Antibiotics reduce the symptoms of otitis media, two studies published in the New England Journal of Medicine show.

The findings have led one commentator, Jerome Klein, of the department of paediatrics, Boston University School of Medicine, Boston, Massachusetts, to say that doctors should consider that antibiotics could be used to treat otitis media in all young children where diagnosis is certain (NEJM 2011; 364:168).

However, the researchers behind one of the papers (ibid p105) advise restricting use of antibiotics in this population to minimise unnecessary use and bacterial resistance with the other paper’s researchers (ibid p116) suggesting that future studies should identify patients who will get the greatest benefit from treatment, in order to minimise unnecessary treatment and the development of bacterial resistance.

In the first paper, 291 children aged six to 23 months with acute otitis media were randomised to receive either amoxicillin and clavulanic acid or placebo for 10 days.

Of those on active treatment 35 per cent had symptom improvement by day 2, 61 per cent by day 4, and 80 per cent by day 7. This was in comparison with those on placebo where 28 per cent had improvement by day 2, 54 per cent by day 4, and 74 per cent by day 7 (P=0.14 for the overall comparison).

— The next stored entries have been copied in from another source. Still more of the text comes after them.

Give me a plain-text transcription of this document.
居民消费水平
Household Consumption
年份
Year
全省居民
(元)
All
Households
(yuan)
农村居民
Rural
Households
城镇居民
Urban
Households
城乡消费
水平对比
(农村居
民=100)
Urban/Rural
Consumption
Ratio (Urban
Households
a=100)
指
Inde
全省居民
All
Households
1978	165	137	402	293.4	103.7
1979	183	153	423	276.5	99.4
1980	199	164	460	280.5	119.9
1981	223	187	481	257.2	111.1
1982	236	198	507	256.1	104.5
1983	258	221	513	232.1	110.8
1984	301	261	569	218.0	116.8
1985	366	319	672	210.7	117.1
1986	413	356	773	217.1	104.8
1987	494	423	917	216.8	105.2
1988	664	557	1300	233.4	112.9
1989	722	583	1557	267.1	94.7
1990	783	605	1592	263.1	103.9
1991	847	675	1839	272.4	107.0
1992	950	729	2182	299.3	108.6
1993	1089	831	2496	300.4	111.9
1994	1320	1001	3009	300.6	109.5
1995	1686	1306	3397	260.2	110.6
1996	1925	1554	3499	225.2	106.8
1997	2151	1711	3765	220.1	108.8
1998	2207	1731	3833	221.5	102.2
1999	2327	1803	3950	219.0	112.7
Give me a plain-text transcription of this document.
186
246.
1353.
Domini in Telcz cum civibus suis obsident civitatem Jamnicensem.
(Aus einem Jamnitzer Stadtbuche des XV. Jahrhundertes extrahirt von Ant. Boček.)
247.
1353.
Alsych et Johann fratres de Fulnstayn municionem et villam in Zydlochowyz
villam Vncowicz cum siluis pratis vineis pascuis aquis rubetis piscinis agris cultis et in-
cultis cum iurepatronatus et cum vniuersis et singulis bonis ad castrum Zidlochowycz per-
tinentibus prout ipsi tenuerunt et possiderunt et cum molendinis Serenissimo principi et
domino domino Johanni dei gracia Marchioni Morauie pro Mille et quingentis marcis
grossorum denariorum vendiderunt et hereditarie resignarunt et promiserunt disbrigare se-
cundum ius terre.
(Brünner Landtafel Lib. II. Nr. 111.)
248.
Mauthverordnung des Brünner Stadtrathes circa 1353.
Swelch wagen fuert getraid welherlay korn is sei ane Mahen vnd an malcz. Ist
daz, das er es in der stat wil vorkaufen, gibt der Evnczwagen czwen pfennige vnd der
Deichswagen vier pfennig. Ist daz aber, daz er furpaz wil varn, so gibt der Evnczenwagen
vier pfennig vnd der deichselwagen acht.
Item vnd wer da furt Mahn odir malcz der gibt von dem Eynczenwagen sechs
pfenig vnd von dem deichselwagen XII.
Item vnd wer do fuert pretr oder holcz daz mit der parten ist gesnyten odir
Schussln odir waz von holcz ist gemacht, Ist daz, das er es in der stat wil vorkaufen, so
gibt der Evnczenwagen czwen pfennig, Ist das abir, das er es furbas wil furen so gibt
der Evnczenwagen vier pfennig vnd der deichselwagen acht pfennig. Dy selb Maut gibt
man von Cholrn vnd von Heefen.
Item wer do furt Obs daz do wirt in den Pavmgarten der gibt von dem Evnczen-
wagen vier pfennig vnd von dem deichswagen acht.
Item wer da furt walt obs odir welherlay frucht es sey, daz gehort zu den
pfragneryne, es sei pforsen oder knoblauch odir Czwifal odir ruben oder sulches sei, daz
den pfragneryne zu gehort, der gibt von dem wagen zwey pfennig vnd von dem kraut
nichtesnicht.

Patients receiving the antibiotic also had higher levels of sustained symptom resolution at days 2, 4 and 7 compared with placebo (P=0.04 for the overall comparison).

In the second paper, 319 children aged six to 35 months with acute otitis media were treated with amoxicillin and clavulanic acid or placebo for seven days.

Treatment failure — otoscopic signs of acute otitis media, condition of child and adverse events — occurred in more children taking placebo than taking the antibiotic (44.9 per cent versus 18.6 per cent, P<0.001)

Overall, amoxicillin and clavulanic acid reduced treatment failure by 62 per cent (hazard ratio 0.38, 95 per cent confidence interval 0.25-0.59; P<0.001) and the need for rescue treatment by 81 per cent (HR 0.19, CI, 0.10-0.36; P<0.001).

However, more children receiving antibiotics suffered from diarrhoea and eczema.